Migrations and Borderlands Courses:
English 236: Latina/o Culture and the Art of Migration
Gloria Anzaldúa has famously described the U.S.-Mexico border as an open wound and the border culture that arises from this fraught site as a third country. This course, with Jennifer Harford Vargas, explore how Chicana/os and Latina/os creatively represent different kinds of migrations across geo-political borders and between cultural traditions to forge transnational identities and communities. Over the course of the semester, we probe the role that literature, art, film, and music can play in the struggle for migrants’ rights and minority civil rights, querying how the imagination and aesthetics can contribute to social justice.
Sociology 246: Sociology of Migration: A Cross-Cultural Overview of Contemporary Challenges
This course, taught by Veronica Montes, considers comparative and historical approaches to the sociology of immigration, with a focus on the late twentieth century through the present, spending a good deal of time on the longest running labor migration in the world, Mexican immigration to the U.S., as well as on Central American migrant communities in the United States. Students with an interest in contemporary U.S. immigration are exposed to a survey of key theoretical approaches and relevant issues in immigration studies in the social sciences.

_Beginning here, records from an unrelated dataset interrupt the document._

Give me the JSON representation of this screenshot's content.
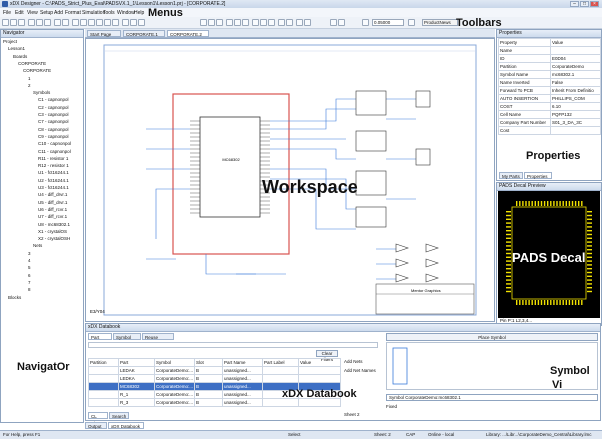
{
  "window": {
    "title": "xDX Designer - C:\\PADS_Strict_Plus_Eval\\PADSVX.1_1\\Lesson1\\Lesson1.prj - [CORPORATE.2]",
    "min": "–",
    "max": "□",
    "close": "×"
  },
  "annotations": {
    "menus": "Menus",
    "toolbars": "Toolbars",
    "workspace": "Workspace",
    "navigator": "NavigatOr",
    "properties": "Properties",
    "pads_decal": "PADS Decal",
    "symbol": "Symbol",
    "symbol_line2": "Vi",
    "xdx_database": "xDX Databook"
  },
  "menu": [
    "File",
    "Edit",
    "View",
    "Setup",
    "Add",
    "Format",
    "Simulation",
    "Tools",
    "Window",
    "Help"
  ],
  "toolbar": {
    "zoom_value": "0.05000",
    "product_name": "ProductNews"
  },
  "navigator": {
    "header": "Navigator",
    "tree": [
      {
        "label": "Project",
        "depth": 0
      },
      {
        "label": "Lesson1",
        "depth": 1
      },
      {
        "label": "Boards",
        "depth": 2
      },
      {
        "label": "CORPORATE",
        "depth": 3
      },
      {
        "label": "CORPORATE",
        "depth": 4
      },
      {
        "label": "1",
        "depth": 5
      },
      {
        "label": "2",
        "depth": 5
      },
      {
        "label": "Symbols",
        "depth": 6
      },
      {
        "label": "C1 - capnonpol",
        "depth": 7
      },
      {
        "label": "C2 - capnonpol",
        "depth": 7
      },
      {
        "label": "C3 - capnonpol",
        "depth": 7
      },
      {
        "label": "C7 - capnonpol",
        "depth": 7
      },
      {
        "label": "C8 - capnonpol",
        "depth": 7
      },
      {
        "label": "C9 - capnonpol",
        "depth": 7
      },
      {
        "label": "C10 - capnonpol",
        "depth": 7
      },
      {
        "label": "C11 - capnonpol",
        "depth": 7
      },
      {
        "label": "R11 - resistor 1",
        "depth": 7
      },
      {
        "label": "R12 - resistor 1",
        "depth": 7
      },
      {
        "label": "U1 - fct16244.1",
        "depth": 7
      },
      {
        "label": "U2 - fct16244.1",
        "depth": 7
      },
      {
        "label": "U3 - fct16244.1",
        "depth": 7
      },
      {
        "label": "U4 - diff_drvr.1",
        "depth": 7
      },
      {
        "label": "U5 - diff_drvr.1",
        "depth": 7
      },
      {
        "label": "U6 - diff_rcvr.1",
        "depth": 7
      },
      {
        "label": "U7 - diff_rcvr.1",
        "depth": 7
      },
      {
        "label": "U8 - mc68302.1",
        "depth": 7
      },
      {
        "label": "X1 - crystalOS",
        "depth": 7
      },
      {
        "label": "X2 - crystalOSH",
        "depth": 7
      },
      {
        "label": "Nets",
        "depth": 6
      },
      {
        "label": "3",
        "depth": 5
      },
      {
        "label": "4",
        "depth": 5
      },
      {
        "label": "5",
        "depth": 5
      },
      {
        "label": "6",
        "depth": 5
      },
      {
        "label": "7",
        "depth": 5
      },
      {
        "label": "8",
        "depth": 5
      },
      {
        "label": "Blocks",
        "depth": 1
      }
    ]
  },
  "doc_tabs": [
    "Start Page",
    "CORPORATE.1",
    "CORPORATE.2"
  ],
  "schematic": {
    "sheet_label": "E3/Y04",
    "title_block": "Mentor Graphics",
    "chip_label": "MC68302"
  },
  "properties": {
    "header": "Properties",
    "col_property": "Property",
    "col_value": "Value",
    "rows": [
      {
        "name": "Name",
        "value": ""
      },
      {
        "name": "ID",
        "value": "E0D04"
      },
      {
        "name": "Partition",
        "value": "CorporateDemo"
      },
      {
        "name": "Symbol Name",
        "value": "mc68302.1"
      },
      {
        "name": "Name Inverted",
        "value": "False"
      },
      {
        "name": "Forward To PCB",
        "value": "Inherit From Definitio"
      },
      {
        "name": "AUTO INSERTION",
        "value": "PHILLIPS_COM"
      },
      {
        "name": "COST",
        "value": "6.10"
      },
      {
        "name": "Cell Name",
        "value": "PQFP132"
      },
      {
        "name": "Company Part Number",
        "value": "S01_3_DA_3C"
      },
      {
        "name": "Cost",
        "value": ""
      }
    ],
    "tabs": [
      "My Parts",
      "Properties"
    ]
  },
  "decal": {
    "header": "PADS Decal Preview",
    "pin_text": "Pin  P:1  L2,3,4..."
  },
  "database": {
    "header": "xDX Databook",
    "tabs": [
      "Part View",
      "Symbol View",
      "Reuse Blocks"
    ],
    "clear_filters": "Clear Filters",
    "add_nets": "Add Nets",
    "add_net_names": "Add Net Names",
    "columns": [
      "Partition",
      "Part",
      "Symbol",
      "Slot",
      "Part Name",
      "Part Label",
      "Value"
    ],
    "rows": [
      [
        "",
        "LEDAK",
        "CorporateDemo:...",
        "B",
        "unassigned...",
        "",
        ""
      ],
      [
        "",
        "LEDKA",
        "CorporateDemo:...",
        "B",
        "unassigned...",
        "",
        ""
      ],
      [
        "",
        "MC68302",
        "CorporateDemo:...",
        "B",
        "unassigned...",
        "",
        ""
      ],
      [
        "",
        "R_1",
        "CorporateDemo:...",
        "B",
        "unassigned...",
        "",
        ""
      ],
      [
        "",
        "R_3",
        "CorporateDemo:...",
        "B",
        "unassigned...",
        "",
        ""
      ]
    ],
    "bottom_tabs": [
      "CL View",
      "Search"
    ],
    "sheet_tab": "Sheet 2",
    "place_symbol": "Place Symbol",
    "symbol_select": "Symbol CorporateDemo:mc68302.1",
    "fixed_label": "Fixed"
  },
  "output_tabs": [
    "Output",
    "xDX Databook"
  ],
  "status": {
    "left": "For Help, press F1",
    "mid": "Select",
    "sheet": "Sheet: 2",
    "caps": "CAP",
    "online": "Online - local",
    "library": "Library: ...\\Libr...\\CorporateDemo_Central\\Library.lmc"
  },
  "colors": {
    "schematic_border": "#d9534f",
    "wire": "#3a7ad9",
    "decal_bg": "#000000",
    "decal_pin": "#f2e200"
  }
}
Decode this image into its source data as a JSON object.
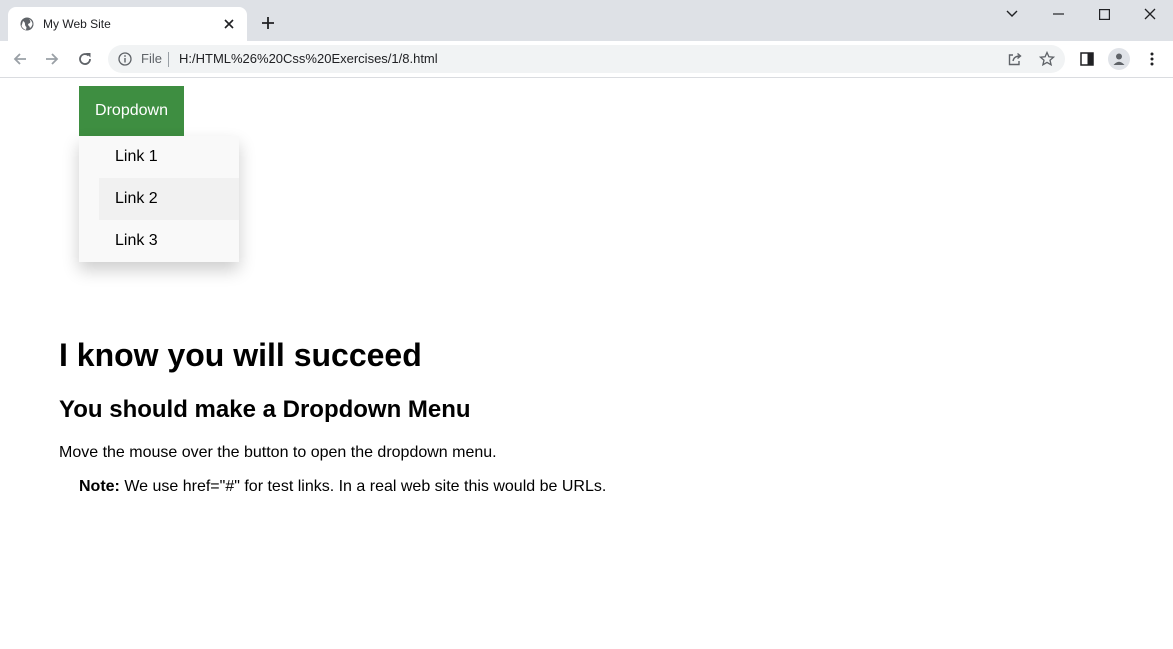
{
  "browser": {
    "tab_title": "My Web Site",
    "scheme_label": "File",
    "url": "H:/HTML%26%20Css%20Exercises/1/8.html"
  },
  "dropdown": {
    "button_label": "Dropdown",
    "links": [
      "Link 1",
      "Link 2",
      "Link 3"
    ],
    "hovered_index": 1,
    "button_color": "#3e8e41"
  },
  "content": {
    "heading": "I know you will succeed",
    "subheading": "You should make a Dropdown Menu",
    "instruction": "Move the mouse over the button to open the dropdown menu.",
    "note_label": "Note:",
    "note_text": " We use href=\"#\" for test links. In a real web site this would be URLs."
  }
}
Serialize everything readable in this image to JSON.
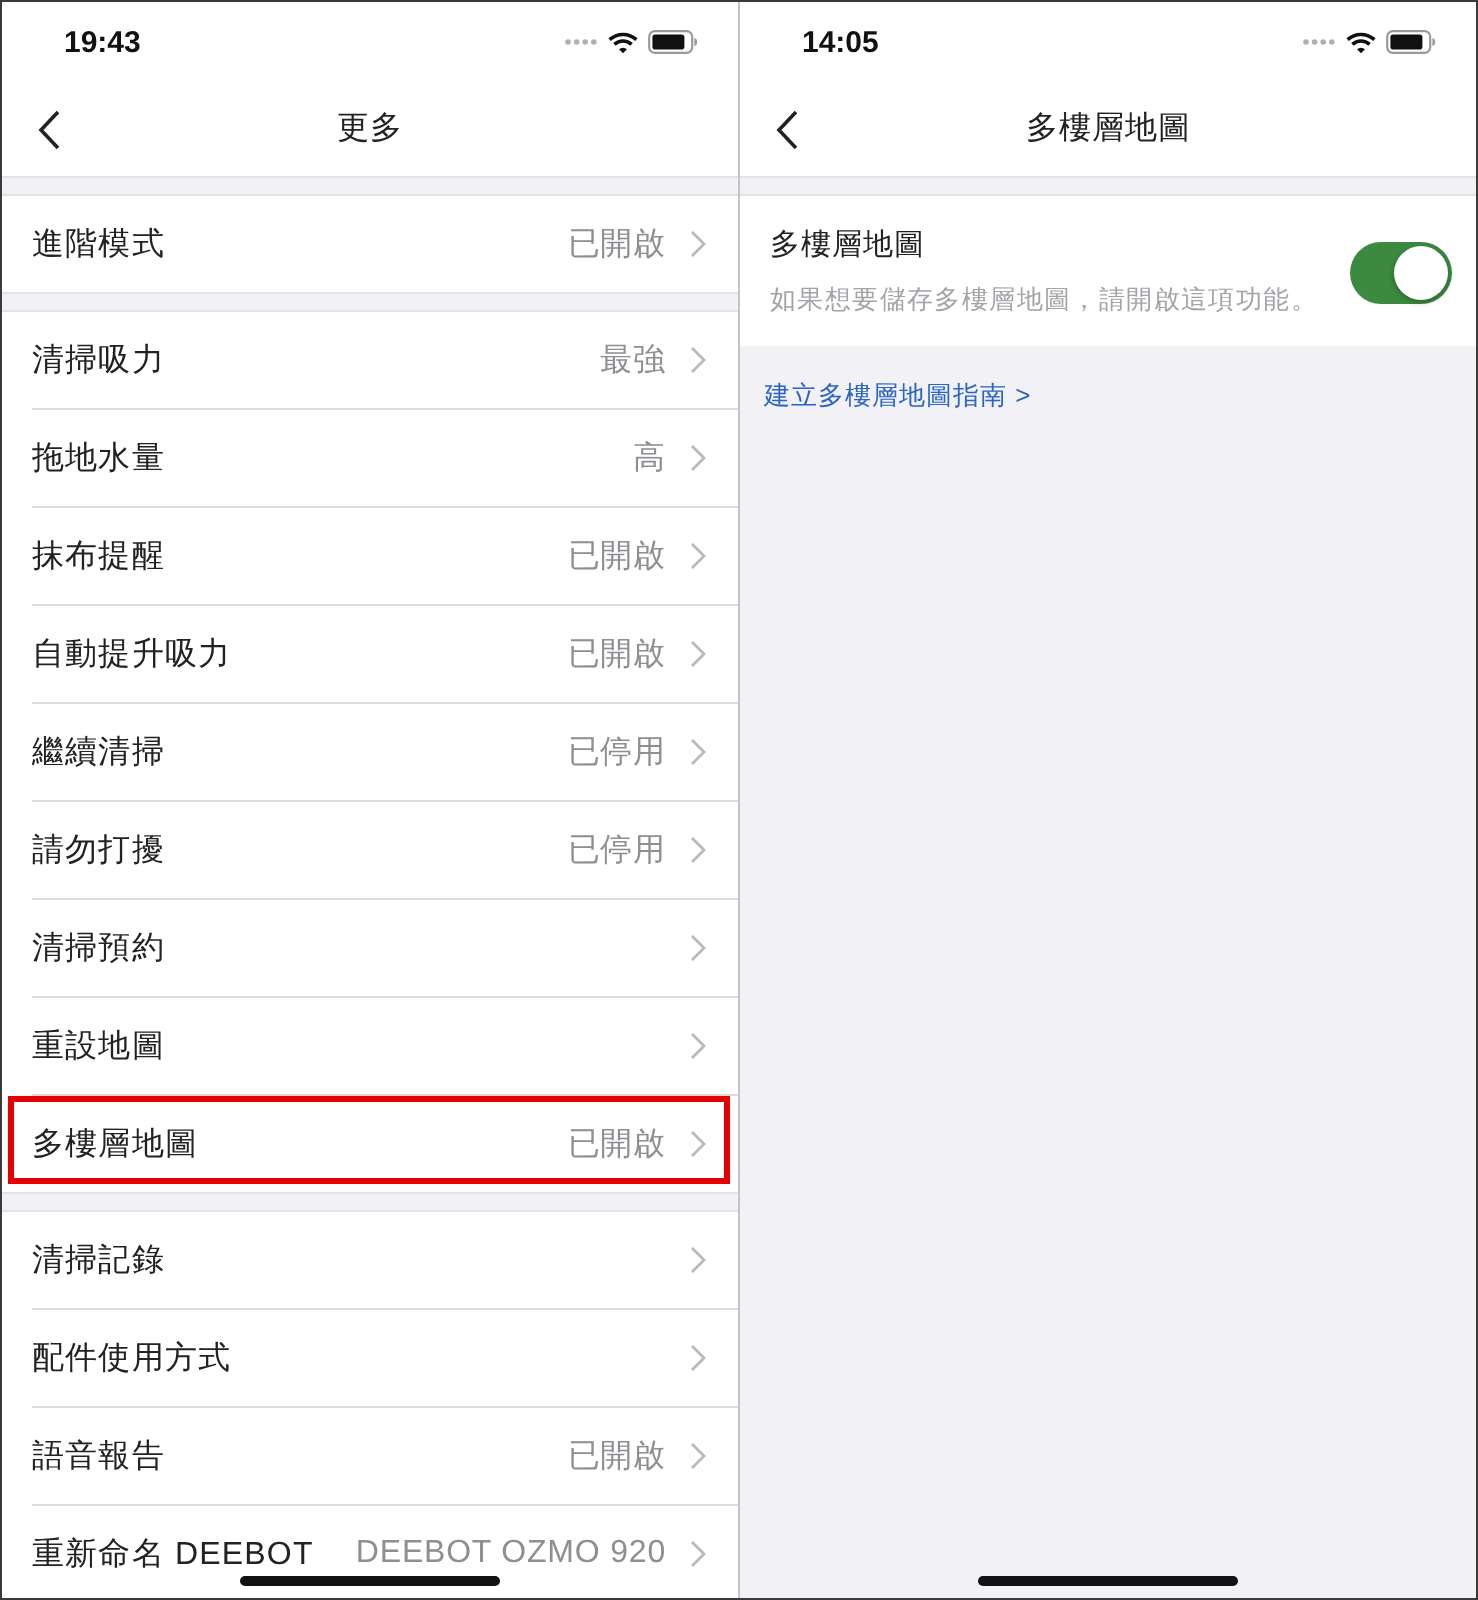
{
  "screens": [
    {
      "kind": "list",
      "status_bar": {
        "time": "19:43"
      },
      "nav_bar": {
        "title": "更多"
      },
      "groups": [
        {
          "rows": [
            {
              "label": "進階模式",
              "value": "已開啟",
              "highlighted": false
            }
          ]
        },
        {
          "rows": [
            {
              "label": "清掃吸力",
              "value": "最強",
              "highlighted": false
            },
            {
              "label": "拖地水量",
              "value": "高",
              "highlighted": false
            },
            {
              "label": "抹布提醒",
              "value": "已開啟",
              "highlighted": false
            },
            {
              "label": "自動提升吸力",
              "value": "已開啟",
              "highlighted": false
            },
            {
              "label": "繼續清掃",
              "value": "已停用",
              "highlighted": false
            },
            {
              "label": "請勿打擾",
              "value": "已停用",
              "highlighted": false
            },
            {
              "label": "清掃預約",
              "highlighted": false
            },
            {
              "label": "重設地圖",
              "highlighted": false
            },
            {
              "label": "多樓層地圖",
              "value": "已開啟",
              "highlighted": true
            }
          ]
        },
        {
          "rows": [
            {
              "label": "清掃記錄",
              "highlighted": false
            },
            {
              "label": "配件使用方式",
              "highlighted": false
            },
            {
              "label": "語音報告",
              "value": "已開啟",
              "highlighted": false
            },
            {
              "label": "重新命名 DEEBOT",
              "value": "DEEBOT OZMO 920",
              "highlighted": false
            }
          ]
        }
      ]
    },
    {
      "kind": "detail",
      "status_bar": {
        "time": "14:05"
      },
      "nav_bar": {
        "title": "多樓層地圖"
      },
      "setting": {
        "title": "多樓層地圖",
        "description": "如果想要儲存多樓層地圖，請開啟這項功能。",
        "on": true
      },
      "link": "建立多樓層地圖指南 >"
    }
  ]
}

Spanish 243: Migration in the Hispanic World
This course, taught by Rosi Song, is an introduction the history of immigration in the Hispanic world starting in the 19th century to the present day, examining how this migratory flow has been represented textually and visually in literature, art, films, and documentaries. We read theoretical texts on migration and discuss fiction and films that illustrate the experience of immigration in the Hispanic world. Students develop close-reading techniques and ways of analyzing written and visual texts that helps us frame questions about the experience of migration and its representation.